Pneus et palettes en proie à de grandes flammes, de la fumée noire et de petites explosions. Ce lundi soir, à l’appel de la FDSEA et des Jeunes Agriculteurs (JA31), un « feu de colère » a enflammé un rond-point à Villefranche-de-Lauragais, au sud-est de Toulouse. La signature imminente du traité du Mercosur avec les pays d’Amérique latine est l’étincelle qui ravive la colère du monde agricole. Mais l’incendie qui couve depuis un an est plus général dans une profession plus que jamais en difficulté. Julien, vice-président de JA31, est un producteur de céréales, biologiques et conventionnels. Il revient pour 20 minutes sur ce « coup de semonce » qui présage peut-être d’une grande explosion.

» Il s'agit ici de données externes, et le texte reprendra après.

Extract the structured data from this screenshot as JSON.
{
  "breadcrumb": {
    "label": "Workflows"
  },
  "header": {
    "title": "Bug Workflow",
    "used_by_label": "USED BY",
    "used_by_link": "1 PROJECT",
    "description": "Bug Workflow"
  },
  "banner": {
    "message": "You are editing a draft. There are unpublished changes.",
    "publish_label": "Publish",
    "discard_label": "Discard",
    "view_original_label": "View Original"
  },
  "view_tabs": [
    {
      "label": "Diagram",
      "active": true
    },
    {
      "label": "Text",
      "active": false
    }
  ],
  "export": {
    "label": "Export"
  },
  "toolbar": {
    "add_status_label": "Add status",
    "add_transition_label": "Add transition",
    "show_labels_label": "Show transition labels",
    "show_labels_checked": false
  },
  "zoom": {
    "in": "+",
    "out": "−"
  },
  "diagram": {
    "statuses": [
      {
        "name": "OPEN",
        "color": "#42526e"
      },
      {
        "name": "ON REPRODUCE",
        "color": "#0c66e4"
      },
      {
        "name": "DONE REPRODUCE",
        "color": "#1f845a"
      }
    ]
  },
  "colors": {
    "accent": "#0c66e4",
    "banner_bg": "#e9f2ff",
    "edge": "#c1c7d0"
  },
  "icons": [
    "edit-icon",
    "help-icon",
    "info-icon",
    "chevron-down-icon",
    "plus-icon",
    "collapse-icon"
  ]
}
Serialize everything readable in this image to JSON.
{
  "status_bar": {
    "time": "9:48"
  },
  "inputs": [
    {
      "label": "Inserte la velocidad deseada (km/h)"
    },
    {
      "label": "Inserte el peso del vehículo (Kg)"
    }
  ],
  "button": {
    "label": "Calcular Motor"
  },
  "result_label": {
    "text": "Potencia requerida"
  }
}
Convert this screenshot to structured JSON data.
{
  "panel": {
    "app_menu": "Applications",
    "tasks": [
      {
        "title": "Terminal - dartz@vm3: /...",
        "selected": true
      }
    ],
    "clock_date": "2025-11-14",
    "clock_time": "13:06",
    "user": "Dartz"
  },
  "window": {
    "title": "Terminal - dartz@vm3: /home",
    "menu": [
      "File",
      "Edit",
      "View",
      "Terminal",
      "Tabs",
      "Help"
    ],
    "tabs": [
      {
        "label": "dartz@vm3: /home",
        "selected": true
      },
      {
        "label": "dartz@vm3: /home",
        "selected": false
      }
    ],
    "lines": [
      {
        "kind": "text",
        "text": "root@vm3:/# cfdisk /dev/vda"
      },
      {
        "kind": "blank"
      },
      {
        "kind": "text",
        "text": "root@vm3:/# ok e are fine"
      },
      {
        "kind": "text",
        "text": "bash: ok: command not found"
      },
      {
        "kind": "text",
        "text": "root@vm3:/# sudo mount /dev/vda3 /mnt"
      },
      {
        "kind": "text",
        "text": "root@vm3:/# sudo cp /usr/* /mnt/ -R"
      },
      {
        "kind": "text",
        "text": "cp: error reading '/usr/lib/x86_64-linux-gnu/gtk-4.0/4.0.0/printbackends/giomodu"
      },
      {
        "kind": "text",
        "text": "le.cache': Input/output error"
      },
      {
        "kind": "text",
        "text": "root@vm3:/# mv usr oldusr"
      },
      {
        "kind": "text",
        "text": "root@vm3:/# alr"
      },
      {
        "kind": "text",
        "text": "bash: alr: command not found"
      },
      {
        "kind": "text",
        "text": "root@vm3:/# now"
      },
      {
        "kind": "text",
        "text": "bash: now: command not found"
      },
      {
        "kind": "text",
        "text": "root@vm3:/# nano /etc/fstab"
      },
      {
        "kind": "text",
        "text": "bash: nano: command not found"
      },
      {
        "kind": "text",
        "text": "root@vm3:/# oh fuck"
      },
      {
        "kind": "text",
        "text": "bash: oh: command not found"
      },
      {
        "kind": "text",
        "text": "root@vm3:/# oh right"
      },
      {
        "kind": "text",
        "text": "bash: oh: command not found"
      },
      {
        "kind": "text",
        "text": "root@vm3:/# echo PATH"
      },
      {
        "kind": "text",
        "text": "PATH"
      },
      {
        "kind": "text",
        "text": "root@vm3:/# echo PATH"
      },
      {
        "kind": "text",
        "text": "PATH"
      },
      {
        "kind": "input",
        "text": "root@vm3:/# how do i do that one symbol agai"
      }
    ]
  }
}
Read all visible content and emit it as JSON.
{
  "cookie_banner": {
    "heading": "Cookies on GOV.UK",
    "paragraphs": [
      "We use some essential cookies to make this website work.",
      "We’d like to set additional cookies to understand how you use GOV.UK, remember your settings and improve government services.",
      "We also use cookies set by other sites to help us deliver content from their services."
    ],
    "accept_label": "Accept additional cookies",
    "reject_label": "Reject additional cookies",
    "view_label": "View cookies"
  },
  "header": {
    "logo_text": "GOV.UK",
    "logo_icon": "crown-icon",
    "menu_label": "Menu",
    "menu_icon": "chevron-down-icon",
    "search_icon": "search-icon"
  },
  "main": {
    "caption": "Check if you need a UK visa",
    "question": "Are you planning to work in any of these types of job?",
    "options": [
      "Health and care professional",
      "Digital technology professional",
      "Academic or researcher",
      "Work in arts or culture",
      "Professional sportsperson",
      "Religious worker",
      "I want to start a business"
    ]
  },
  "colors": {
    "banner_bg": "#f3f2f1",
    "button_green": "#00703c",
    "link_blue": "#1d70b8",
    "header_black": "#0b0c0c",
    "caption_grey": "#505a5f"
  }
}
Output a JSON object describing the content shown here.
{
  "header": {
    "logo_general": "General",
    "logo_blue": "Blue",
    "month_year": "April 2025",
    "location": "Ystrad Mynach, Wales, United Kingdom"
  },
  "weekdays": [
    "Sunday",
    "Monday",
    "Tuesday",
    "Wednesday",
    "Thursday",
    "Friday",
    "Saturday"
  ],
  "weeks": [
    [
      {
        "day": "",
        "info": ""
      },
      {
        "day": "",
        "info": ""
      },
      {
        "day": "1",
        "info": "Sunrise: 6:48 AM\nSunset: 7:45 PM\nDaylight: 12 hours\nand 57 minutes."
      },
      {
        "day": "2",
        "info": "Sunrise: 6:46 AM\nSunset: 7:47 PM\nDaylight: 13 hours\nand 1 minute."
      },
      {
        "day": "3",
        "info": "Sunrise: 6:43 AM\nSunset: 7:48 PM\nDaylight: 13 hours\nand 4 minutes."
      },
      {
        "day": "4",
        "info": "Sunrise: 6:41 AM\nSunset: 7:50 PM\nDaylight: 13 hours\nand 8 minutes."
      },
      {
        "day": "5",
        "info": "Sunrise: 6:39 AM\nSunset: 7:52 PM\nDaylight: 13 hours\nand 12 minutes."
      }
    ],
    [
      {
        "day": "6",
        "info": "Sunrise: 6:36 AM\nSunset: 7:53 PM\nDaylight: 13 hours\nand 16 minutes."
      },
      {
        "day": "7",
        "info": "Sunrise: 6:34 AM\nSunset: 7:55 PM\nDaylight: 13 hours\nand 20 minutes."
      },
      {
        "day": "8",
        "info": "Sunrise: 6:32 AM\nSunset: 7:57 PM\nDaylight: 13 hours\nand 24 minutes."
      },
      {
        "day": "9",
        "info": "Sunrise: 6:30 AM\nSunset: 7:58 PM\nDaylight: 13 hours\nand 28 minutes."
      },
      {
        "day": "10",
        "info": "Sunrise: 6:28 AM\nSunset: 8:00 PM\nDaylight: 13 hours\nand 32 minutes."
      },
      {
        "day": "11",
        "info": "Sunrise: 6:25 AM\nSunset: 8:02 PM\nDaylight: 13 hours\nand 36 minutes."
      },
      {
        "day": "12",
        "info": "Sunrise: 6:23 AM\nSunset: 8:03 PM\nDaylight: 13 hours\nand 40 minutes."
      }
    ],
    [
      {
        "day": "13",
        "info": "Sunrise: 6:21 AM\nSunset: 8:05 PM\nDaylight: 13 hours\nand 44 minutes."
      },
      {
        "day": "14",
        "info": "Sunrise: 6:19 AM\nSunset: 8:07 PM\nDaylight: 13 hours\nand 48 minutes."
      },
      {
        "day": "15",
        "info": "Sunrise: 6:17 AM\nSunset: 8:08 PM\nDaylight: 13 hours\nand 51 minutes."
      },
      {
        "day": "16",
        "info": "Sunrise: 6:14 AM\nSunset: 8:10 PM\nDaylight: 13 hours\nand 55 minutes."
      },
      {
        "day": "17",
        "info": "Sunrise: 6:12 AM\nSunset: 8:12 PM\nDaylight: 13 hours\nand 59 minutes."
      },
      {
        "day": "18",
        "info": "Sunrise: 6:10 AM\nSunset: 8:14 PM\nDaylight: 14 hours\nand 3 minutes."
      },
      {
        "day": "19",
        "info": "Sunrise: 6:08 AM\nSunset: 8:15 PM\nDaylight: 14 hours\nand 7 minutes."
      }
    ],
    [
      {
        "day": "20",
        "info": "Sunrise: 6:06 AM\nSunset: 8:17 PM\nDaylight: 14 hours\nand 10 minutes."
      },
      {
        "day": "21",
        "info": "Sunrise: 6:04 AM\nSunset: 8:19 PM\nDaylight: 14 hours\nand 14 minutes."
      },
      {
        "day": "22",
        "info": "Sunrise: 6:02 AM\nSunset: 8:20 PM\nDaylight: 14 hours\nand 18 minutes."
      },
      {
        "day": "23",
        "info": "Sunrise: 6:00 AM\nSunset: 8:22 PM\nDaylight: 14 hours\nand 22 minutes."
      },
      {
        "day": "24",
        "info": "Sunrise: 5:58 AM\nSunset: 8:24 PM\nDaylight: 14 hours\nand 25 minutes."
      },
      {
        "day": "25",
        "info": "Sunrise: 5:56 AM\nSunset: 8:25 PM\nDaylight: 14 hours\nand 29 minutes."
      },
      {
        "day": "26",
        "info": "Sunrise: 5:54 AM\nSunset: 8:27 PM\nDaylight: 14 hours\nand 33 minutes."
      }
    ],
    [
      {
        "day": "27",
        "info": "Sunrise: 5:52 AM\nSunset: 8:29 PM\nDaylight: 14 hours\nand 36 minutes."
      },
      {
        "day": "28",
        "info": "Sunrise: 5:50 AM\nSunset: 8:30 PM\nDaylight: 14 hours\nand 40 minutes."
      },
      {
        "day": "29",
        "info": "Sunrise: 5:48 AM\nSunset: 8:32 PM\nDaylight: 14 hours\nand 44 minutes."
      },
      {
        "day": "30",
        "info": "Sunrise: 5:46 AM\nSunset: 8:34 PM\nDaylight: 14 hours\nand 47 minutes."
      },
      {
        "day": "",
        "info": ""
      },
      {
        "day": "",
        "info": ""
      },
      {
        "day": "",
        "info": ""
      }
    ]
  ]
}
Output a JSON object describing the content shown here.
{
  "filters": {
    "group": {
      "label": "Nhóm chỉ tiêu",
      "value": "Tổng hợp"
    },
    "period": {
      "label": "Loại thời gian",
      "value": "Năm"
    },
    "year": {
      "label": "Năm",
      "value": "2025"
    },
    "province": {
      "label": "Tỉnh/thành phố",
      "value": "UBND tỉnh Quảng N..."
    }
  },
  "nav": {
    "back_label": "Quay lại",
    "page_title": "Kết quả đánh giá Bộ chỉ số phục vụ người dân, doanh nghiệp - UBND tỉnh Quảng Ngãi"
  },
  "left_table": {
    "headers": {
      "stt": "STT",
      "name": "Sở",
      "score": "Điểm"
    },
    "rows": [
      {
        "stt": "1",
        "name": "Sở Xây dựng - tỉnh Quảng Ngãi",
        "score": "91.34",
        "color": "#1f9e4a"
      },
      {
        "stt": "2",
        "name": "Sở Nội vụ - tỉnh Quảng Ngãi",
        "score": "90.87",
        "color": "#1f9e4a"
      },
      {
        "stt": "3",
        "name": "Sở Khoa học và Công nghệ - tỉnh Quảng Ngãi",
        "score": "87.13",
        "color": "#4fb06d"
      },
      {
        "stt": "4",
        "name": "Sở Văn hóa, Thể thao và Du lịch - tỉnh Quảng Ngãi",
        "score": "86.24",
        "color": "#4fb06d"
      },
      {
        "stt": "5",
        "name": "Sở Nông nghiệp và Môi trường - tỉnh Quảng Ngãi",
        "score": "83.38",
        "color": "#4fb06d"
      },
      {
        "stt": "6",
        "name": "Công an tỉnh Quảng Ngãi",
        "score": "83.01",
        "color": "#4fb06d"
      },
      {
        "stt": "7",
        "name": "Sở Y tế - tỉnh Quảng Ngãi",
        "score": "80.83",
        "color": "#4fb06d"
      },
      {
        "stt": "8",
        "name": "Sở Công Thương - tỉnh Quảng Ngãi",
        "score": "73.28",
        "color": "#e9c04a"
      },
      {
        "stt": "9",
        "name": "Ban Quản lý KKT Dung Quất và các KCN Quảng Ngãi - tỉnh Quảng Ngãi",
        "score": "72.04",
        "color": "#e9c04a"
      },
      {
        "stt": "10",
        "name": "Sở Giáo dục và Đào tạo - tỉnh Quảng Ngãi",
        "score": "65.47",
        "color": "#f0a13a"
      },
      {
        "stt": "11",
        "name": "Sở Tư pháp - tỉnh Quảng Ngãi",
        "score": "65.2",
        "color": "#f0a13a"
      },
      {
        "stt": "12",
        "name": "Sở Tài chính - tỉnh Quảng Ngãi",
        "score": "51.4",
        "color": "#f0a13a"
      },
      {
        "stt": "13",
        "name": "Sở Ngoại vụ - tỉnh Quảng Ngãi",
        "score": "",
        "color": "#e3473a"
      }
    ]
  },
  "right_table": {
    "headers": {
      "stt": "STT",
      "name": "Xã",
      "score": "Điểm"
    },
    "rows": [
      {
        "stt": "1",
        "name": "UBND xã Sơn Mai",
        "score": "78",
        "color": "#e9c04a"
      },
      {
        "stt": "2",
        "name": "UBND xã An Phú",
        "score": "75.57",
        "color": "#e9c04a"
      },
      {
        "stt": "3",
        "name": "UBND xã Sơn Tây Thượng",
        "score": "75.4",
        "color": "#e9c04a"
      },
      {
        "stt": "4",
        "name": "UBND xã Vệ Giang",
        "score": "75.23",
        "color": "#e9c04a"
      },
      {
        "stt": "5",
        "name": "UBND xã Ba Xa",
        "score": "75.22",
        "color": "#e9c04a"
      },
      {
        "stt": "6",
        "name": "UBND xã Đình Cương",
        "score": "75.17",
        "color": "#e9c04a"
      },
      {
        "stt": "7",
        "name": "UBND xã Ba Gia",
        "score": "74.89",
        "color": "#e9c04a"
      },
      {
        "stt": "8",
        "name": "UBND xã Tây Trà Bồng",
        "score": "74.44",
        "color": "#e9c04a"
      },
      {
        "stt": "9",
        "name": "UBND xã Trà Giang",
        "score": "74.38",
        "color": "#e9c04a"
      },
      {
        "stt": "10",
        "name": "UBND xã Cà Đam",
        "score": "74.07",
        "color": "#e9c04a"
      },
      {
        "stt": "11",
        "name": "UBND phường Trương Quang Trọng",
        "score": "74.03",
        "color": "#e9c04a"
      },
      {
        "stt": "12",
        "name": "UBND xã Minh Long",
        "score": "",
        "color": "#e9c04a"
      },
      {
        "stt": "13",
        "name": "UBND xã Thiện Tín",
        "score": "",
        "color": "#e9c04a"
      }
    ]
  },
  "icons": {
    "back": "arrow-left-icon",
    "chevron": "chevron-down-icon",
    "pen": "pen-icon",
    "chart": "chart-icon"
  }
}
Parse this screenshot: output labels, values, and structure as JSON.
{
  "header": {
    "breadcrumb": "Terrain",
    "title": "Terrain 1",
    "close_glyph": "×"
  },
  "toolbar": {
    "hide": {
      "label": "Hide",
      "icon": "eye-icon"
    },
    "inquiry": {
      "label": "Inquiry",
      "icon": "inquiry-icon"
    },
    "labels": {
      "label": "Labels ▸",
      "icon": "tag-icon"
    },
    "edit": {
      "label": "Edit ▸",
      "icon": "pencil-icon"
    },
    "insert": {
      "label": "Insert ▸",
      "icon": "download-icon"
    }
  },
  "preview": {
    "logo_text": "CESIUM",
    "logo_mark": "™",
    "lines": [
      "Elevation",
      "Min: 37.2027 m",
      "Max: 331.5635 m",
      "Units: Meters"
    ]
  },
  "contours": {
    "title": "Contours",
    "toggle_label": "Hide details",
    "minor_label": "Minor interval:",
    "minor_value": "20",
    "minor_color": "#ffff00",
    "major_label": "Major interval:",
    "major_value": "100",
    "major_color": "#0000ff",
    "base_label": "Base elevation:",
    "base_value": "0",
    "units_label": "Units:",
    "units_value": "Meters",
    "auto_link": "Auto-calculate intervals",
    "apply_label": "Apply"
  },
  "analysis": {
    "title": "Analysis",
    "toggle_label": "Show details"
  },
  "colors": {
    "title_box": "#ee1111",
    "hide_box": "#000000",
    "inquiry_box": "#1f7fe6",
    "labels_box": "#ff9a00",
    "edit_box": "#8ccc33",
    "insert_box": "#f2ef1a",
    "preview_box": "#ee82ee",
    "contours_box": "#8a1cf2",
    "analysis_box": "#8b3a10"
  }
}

Pourquoi ce retour de colère paysanne, quelles sont vos revendications ?
Ce feu de colère est pour exprimer notre ras-le-bol car le secteur agricole est complètement délaissé. Il aurait fallu faire des choses, sauf qu’avec la dissolution de l’Assemblée nationale, on a perdu un an. On repart de zéro. Mais nous ne pouvons pas repartir de zéro pour toujours. À un moment donné, la colère sera si grande qu’on ne contrôlera plus rien. Nous devrons mettre nos menaces à exécution.
Ce que nous souhaitons aujourd’hui, c’est pouvoir vivre normalement de notre travail, sans même parler de bien gagner notre vie, nous n’en avons jamais eu l’occasion. Ce que nous demandons, c’est de vivre de manière simple, sans nous laisser submerger par les normes.
Quelles difficultés rencontrez-vous au quotidien ?
Si je prends mon exemple, celui d’une ferme que je travaille avec mon père sur les terres de mon grand-père, c’est la deuxième année consécutive que nous avons des revenus négatifs. Cela n’était jamais arrivé dans la famille. On a commencé à douter, à penser à travailler différemment. Mais en fait non, c’est pareil partout. Cette année, ce n’est pas compliqué, nous avons vendu notre blé bio, qui a un rendement trois fois inférieur, soit la moitié du prix du blé conventionnel. On ne peut pas continuer comme ça, on ne peut plus vivre.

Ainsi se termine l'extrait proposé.